Some long drives in the past week gave me time to think about animal welfare regulation just a little more. In my past posts, I attempted to think about the ethics of welfare regulation "ad hominem" -- in the technical sense (see sense #2, here). That is, starting from my opponent's premises. My opponent draws a very sharp line between rights and welfare. Being raised as food violates a pig's rights, and then there is the separate question of the pig's welfare--how miserable or happy is the pig, hour to hour? My opponent is bothered by over-attention to welfare issues, because the rights violation is the underlying problem.
Now, I think even with this sharp dichotomy, there's a good case for welfare regulations, as I initially argued here (before I saw the Francione-Friedrich debate), but that post was, as I say, "ad hominem" (in the technical sense!) -- I was going along with an approach to animal ethics that isn't actually my own, and thinking about where it leads (and doesn't lead). But what about how these issues look from my own standpoint?

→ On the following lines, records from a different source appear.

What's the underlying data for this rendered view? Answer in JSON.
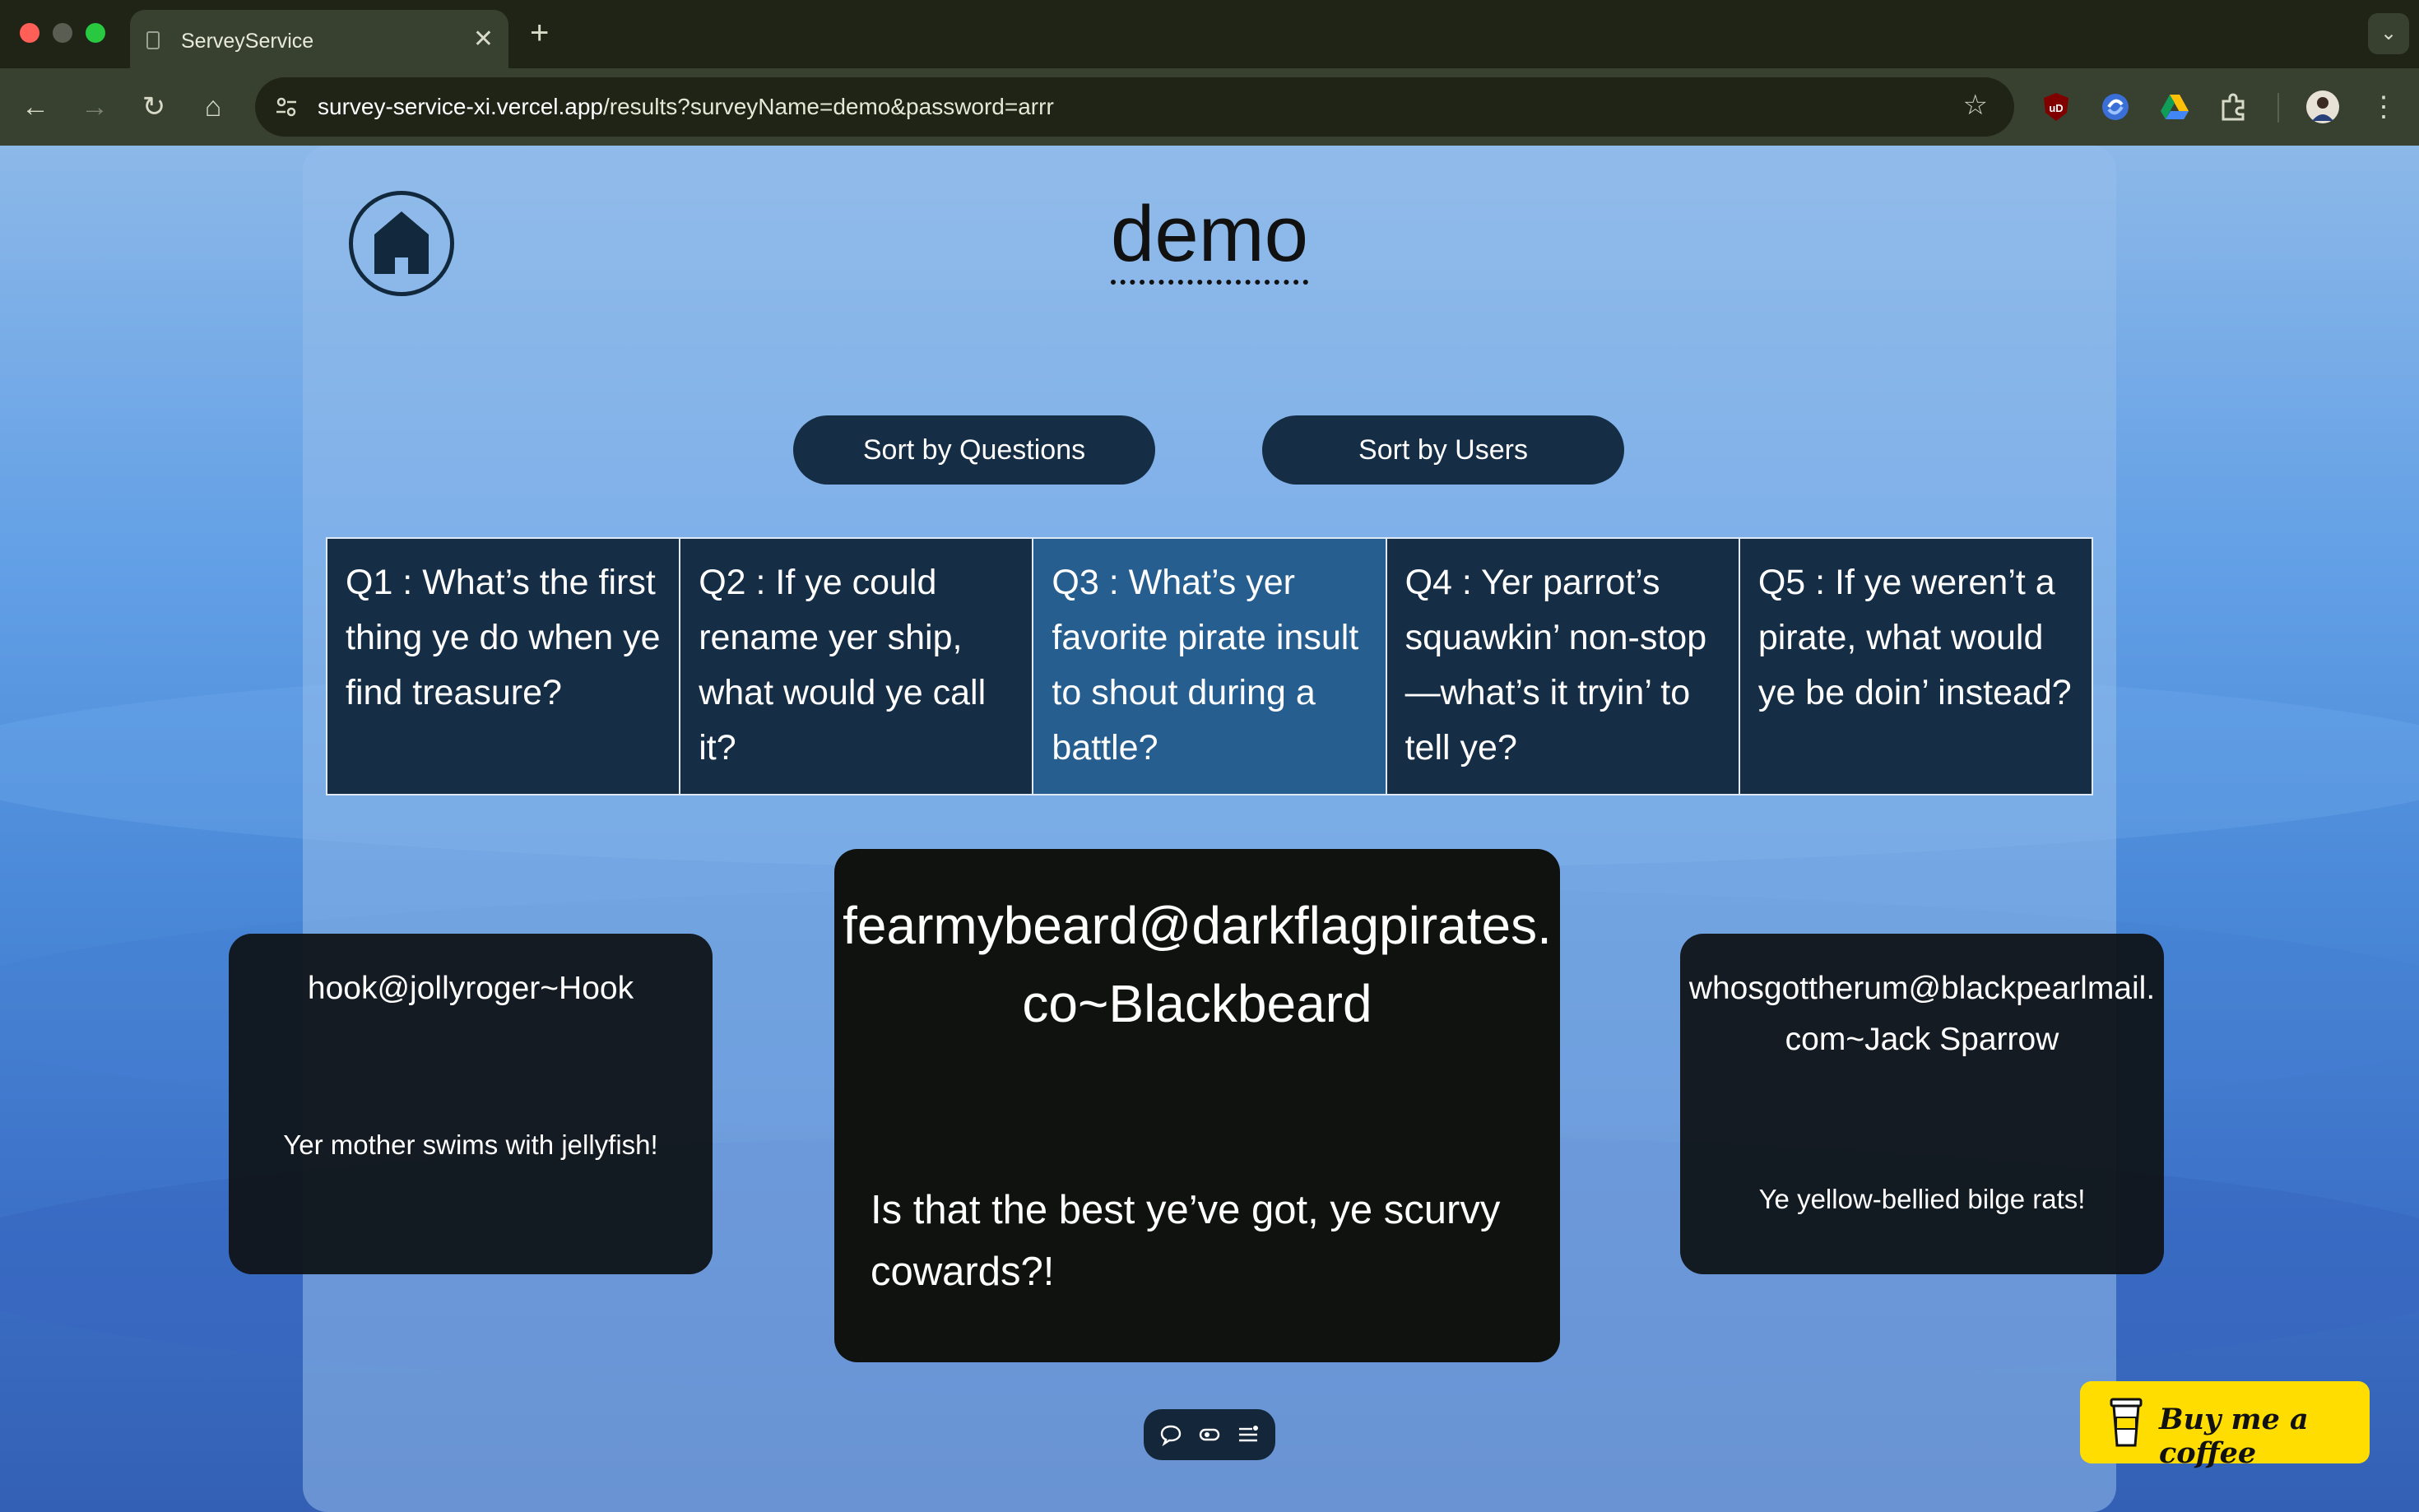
{
  "browser": {
    "tab_title": "ServeyService",
    "url_host": "survey-service-xi.vercel.app",
    "url_path": "/results?surveyName=demo&password=arrr"
  },
  "page": {
    "title": "demo",
    "sort_by_questions": "Sort by Questions",
    "sort_by_users": "Sort by Users",
    "questions": [
      {
        "label": "Q1 : What’s the first thing ye do when ye find treasure?"
      },
      {
        "label": "Q2 : If ye could rename yer ship, what would ye call it?"
      },
      {
        "label": "Q3 : What’s yer favorite pirate insult to shout during a battle?"
      },
      {
        "label": "Q4 : Yer parrot’s squawkin’ non-stop—what’s it tryin’ to tell ye?"
      },
      {
        "label": "Q5 : If ye weren’t a pirate, what would ye be doin’ instead?"
      }
    ],
    "cards": [
      {
        "user": "hook@jollyroger~Hook",
        "answer": "Yer mother swims with jellyfish!"
      },
      {
        "user": "fearmybeard@darkflagpirates.co~Blackbeard",
        "answer": "Is that the best ye’ve got, ye scurvy cowards?!"
      },
      {
        "user": "whosgottherum@blackpearlmail.com~Jack Sparrow",
        "answer": "Ye yellow-bellied bilge rats!"
      }
    ],
    "coffee_button": "Buy me a coffee"
  },
  "colors": {
    "accent_navy": "#152d45",
    "active_question": "#255e8f",
    "coffee_yellow": "#ffdd00"
  }
}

The primary thing we owe to animals (I argue, in my book Animalkind: What We Owe to Animals), is respect. Animals in extreme captivity are disrespected because they can't be themselves--pigs can't be pigs, fish can't be fish. A calf who can't so much as turn around is treated not as an animal but as a meat machine (to use Ruth Harrison's excellent phrase). We may need to supplement respect-talk with compassion-talk, but I think respect is primary. And it's appropriate even when we are uncertain what an animal is feeling. Do animals habituate to horrible environments and stop feeling or caring? Even if they did, that wouldn't make those environments OK -- they're still disrespectful.
Suppose a zoo gives the animals more space, or an animal farm releases a pig to a group pen or pasture. On my view, this isn't a superficial change-- a change to mere welfare, as opposed to rights -- it's a change to what really matters. It's more respectful. The animal is now at least more able to exercise his or her natural capacities. Now, very small changes aren't worth huge amounts of effort or money, so on this respect account, we can still debate how to focus animal advocacy. But an increase in liberty is a meaningful change, not a surface change.

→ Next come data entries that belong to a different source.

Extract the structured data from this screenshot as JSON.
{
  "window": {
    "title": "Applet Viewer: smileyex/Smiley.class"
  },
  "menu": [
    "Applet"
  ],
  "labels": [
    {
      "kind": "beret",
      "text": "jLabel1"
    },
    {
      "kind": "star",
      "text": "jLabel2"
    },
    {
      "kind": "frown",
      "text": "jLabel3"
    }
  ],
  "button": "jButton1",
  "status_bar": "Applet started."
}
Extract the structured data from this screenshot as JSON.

Now, imagine we gradually make life better for a pig. We respectfully increase the size of the pen, then we respectfully allow the pig out doors, and we respectfully allow herd behavior, etc. We don't clip ears or dock tails, and so on. Nevertheless, the day comes when the animal is slaughtered and turned into barbecue (aside: Dear Michael Pollan, I am not enjoying the description of a pig barbecue in part I of your new book Cooked). How can any of the previous improvements be respectful if the last stage is so disrespectful?
You could try to make a case that killing animals doesn't harm them, but I think that's false (see Animalkind, p. 128-31). No, it's clearly harmful and disrespectful to kill an animal for the pleasure of a good barbecue (even assuming this pleasure runs pretty deep -- and we should allow that it does). But respect comes in degrees--you have done far more of what you should, if you allow an animal to exercise his or her natural capacities prior to death. I don't think the purpose of the whole system (using animals for our benefit) annuls all the apparent progress. And in any case, the whole system doesn't have to be completely brought down, in the name of respect. I'm prepared to countenance situations in which respectful people will pursue their own good at the expense of animals--i.e. situations in which harming or killing is a necessary evil. (Animalkind embraces this "necessity" standard and gives examples of justifiable use.)
Anyhow, the point is that on some views in animal ethics, we can help animals in two radically different, incommensurable ways--by securing their rights and by improving their welfare -- with one way running deeper than the other. But on other views, there's just one basic parameter--such as respect. So we do better by animals on the very same parameter, whether we give them more liberty or go much further and save them from all exploitation. This sort of "one parameter not two" approach can take many forms. The respect approach in my book is one; the capacities approach in Martha Nussbaum's book Frontiers of Justice also eschews any sharp rights/welfare distinction; and of course utilitarians take a one parameter approach, with that one parameter being well-being (rights, they say, are "nonsense upon stilts").
Because I think in terms of respect, I don't really feel at home with the whole welfare vs. rights debate -- it's not really my debate. For that reason, this could very well be my last post on the subject. Time to get back to ... well, all sorts of philosophy-stuff on my desk, but mostly packing.